Focussing on different concepts and constructions of beginnings, the interdisciplinary research unit Beginnings in/of Modernity explores processes of modernity in terms of cultural discourses, genres und texts from the 18th to the 20th century, including investigations of beginnings in pre-modern and ancient times. This approach concentrates on the various concepts, semantics and formal devices that are used to shape different functions of beginnings and aims at analysing the role which the concept of beginning plays within self-descriptions of modernity.
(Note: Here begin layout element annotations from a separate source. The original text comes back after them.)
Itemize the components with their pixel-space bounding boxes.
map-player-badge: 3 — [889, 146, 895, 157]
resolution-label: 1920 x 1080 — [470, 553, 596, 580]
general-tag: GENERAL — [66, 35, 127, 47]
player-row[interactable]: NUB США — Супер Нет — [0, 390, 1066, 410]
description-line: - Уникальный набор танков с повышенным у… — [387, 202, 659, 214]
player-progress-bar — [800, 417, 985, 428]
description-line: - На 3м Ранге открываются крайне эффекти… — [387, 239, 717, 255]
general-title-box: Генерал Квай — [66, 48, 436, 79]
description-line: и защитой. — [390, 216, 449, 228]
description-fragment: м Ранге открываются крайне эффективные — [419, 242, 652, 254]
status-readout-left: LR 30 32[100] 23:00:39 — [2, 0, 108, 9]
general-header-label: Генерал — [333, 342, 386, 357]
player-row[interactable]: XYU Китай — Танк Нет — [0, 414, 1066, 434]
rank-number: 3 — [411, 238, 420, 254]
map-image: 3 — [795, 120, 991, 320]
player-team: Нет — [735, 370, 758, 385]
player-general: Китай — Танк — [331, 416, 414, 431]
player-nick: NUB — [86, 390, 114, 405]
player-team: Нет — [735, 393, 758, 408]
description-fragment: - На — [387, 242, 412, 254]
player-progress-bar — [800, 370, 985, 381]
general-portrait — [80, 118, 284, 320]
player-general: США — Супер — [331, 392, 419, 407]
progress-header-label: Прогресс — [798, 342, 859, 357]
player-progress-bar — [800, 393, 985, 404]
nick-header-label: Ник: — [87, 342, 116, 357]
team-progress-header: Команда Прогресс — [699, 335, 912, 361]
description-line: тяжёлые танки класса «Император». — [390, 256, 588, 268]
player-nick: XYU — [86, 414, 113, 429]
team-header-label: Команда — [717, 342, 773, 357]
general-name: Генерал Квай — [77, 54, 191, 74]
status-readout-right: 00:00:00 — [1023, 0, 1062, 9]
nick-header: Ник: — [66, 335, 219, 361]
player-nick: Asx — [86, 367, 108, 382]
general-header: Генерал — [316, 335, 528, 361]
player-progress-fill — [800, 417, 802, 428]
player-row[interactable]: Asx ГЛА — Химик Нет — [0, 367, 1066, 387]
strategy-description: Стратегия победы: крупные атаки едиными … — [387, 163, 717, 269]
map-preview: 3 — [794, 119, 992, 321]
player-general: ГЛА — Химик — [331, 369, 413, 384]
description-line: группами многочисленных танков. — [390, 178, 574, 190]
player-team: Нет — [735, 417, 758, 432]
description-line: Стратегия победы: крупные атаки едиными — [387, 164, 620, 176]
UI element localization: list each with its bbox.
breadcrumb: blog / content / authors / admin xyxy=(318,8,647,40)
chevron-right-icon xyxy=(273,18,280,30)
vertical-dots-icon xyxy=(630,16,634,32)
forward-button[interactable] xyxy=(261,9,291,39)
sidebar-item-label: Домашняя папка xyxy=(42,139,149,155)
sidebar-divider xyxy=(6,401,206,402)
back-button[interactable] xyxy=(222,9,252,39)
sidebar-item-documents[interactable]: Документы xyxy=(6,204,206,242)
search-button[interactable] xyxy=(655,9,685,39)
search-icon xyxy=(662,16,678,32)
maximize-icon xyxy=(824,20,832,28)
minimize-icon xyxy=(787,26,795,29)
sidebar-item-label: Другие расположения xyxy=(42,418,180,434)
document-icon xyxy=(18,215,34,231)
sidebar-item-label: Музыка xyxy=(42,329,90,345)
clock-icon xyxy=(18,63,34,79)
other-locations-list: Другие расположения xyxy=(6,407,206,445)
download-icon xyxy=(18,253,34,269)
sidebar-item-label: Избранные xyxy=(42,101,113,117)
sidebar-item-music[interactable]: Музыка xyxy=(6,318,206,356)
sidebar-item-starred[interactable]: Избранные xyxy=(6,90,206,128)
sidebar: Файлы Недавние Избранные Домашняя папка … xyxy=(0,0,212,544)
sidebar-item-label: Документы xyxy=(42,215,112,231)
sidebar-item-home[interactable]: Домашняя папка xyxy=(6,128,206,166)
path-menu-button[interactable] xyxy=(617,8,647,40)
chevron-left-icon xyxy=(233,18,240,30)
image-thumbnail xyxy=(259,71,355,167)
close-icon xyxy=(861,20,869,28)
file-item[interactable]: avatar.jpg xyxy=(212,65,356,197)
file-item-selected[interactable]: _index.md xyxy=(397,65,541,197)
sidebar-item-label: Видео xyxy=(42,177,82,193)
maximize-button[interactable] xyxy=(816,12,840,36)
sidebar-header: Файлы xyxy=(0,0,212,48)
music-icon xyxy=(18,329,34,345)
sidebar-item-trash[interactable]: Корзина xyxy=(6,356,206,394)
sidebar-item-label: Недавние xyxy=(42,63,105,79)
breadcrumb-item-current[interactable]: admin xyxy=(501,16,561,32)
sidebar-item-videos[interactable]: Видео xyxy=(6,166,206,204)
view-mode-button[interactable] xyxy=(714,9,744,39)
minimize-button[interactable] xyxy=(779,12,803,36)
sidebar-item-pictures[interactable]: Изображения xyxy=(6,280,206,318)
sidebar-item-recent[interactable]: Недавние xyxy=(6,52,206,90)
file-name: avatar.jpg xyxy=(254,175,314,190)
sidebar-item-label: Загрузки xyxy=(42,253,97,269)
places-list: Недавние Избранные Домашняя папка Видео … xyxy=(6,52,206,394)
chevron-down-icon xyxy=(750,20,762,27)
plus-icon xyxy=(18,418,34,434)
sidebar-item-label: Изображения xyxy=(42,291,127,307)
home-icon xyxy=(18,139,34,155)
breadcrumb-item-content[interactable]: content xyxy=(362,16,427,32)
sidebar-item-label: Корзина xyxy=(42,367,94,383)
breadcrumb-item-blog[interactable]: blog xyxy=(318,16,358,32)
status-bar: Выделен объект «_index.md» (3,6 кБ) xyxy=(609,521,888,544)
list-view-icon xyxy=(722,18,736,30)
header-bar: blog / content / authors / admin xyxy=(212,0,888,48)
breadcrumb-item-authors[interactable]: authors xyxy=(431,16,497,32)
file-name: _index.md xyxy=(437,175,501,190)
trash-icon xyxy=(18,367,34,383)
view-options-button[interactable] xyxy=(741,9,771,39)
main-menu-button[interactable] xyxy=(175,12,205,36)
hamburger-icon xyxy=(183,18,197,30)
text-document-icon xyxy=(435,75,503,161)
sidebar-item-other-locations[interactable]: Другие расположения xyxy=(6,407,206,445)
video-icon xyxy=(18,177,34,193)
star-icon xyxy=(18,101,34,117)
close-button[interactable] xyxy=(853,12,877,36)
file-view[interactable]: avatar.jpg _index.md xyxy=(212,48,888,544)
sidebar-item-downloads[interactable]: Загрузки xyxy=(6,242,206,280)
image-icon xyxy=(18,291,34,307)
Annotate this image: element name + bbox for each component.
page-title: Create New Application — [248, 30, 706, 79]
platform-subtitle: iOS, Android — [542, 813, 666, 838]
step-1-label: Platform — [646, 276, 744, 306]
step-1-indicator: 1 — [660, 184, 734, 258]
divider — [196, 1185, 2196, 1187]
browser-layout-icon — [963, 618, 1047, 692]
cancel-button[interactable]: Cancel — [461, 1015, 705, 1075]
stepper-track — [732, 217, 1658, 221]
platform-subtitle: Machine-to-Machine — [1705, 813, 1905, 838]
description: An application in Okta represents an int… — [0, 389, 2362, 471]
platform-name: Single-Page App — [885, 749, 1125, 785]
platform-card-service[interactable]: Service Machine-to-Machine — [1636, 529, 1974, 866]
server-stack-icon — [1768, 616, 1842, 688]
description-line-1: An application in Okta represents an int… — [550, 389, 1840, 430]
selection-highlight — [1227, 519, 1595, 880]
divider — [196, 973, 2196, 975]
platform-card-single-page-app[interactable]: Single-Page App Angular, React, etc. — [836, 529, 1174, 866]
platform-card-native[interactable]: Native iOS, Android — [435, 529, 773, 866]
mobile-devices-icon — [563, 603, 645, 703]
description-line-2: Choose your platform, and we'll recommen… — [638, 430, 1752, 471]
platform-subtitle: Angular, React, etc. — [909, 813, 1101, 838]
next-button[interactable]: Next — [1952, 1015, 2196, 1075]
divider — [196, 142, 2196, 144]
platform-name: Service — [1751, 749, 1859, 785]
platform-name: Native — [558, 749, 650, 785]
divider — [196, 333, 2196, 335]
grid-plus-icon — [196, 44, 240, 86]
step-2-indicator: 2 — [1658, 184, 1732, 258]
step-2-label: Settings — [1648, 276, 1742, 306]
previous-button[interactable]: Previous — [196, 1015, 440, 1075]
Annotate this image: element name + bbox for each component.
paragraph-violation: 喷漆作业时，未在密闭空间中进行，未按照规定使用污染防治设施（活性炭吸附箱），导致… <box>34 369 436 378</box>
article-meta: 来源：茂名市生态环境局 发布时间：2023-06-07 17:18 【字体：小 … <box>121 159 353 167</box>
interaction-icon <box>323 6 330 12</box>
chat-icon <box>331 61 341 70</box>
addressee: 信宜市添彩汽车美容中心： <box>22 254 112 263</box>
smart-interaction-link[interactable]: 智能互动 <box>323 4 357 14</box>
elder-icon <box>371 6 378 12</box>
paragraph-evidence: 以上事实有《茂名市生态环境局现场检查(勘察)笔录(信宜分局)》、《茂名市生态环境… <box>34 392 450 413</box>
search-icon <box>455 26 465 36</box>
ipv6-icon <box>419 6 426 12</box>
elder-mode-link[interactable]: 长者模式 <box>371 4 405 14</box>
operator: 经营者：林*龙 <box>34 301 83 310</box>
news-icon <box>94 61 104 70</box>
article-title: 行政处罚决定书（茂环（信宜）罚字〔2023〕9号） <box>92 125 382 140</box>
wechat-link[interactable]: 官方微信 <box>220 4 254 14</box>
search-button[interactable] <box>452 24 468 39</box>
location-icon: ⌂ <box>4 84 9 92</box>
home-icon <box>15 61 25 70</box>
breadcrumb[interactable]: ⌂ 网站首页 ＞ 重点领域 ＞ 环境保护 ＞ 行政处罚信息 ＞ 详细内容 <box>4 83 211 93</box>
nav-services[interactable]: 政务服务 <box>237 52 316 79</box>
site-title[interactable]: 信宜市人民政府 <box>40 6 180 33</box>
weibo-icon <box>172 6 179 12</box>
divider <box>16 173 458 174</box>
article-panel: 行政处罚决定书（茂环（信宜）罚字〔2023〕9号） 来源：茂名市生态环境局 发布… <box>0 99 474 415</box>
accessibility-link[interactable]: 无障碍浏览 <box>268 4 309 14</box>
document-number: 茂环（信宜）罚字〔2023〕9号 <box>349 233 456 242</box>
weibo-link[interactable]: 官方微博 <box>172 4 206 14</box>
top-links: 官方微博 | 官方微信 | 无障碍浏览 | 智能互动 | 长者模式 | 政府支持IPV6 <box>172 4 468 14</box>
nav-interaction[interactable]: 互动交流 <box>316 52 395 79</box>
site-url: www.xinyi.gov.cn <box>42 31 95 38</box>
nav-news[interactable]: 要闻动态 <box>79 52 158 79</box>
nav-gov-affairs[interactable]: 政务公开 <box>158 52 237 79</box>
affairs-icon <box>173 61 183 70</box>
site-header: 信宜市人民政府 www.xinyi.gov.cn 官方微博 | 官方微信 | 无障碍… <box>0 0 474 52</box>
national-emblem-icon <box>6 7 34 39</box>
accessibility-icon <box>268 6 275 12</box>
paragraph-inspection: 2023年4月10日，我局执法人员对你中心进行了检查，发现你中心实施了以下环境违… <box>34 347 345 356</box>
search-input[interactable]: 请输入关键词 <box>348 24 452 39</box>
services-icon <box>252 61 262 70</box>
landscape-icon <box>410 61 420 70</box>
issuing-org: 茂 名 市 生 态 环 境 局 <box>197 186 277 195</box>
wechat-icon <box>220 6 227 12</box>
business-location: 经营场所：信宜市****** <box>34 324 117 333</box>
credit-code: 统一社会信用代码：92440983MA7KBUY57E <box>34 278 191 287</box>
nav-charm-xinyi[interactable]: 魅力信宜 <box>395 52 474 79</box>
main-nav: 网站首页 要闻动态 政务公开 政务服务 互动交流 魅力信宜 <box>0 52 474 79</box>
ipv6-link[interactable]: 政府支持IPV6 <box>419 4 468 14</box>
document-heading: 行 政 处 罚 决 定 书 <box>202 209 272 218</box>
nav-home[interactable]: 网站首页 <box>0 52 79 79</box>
The collaboration of the individual research groups is based on five general topics which do not only conceive of beginnings as formative devices for cultural and textual practices, but can also be held accountable for the specific tensions within the process of modernization which narratives of modernity often fail to grasp:

  • How is the modern fascination with origins related to the modern narrative of disenchantment and demythologization of the world?
  • In how far can contingency be considered a key trope of beginning(s)?
  • In what ways are the modern concepts of innovation and invention, and its paradoxical entanglements with the old and the  new, connected to the problem of beginning?
  • What is the temporal structure of beginnings, and what are the specific concepts of time they are based on?
  • Finally, are there specific characteristics of beginnings in literary texts, and is literature,  compared to other orders of knowledge, endowed with an epistemological privilege concerning its aesthetic performance and its perception of beginnings?

The research unit comprises the following subject areas: American literature, Comparative literature, English literature, French literature, German literature, Nordic literature, philosophy, Slavic literature, and theology.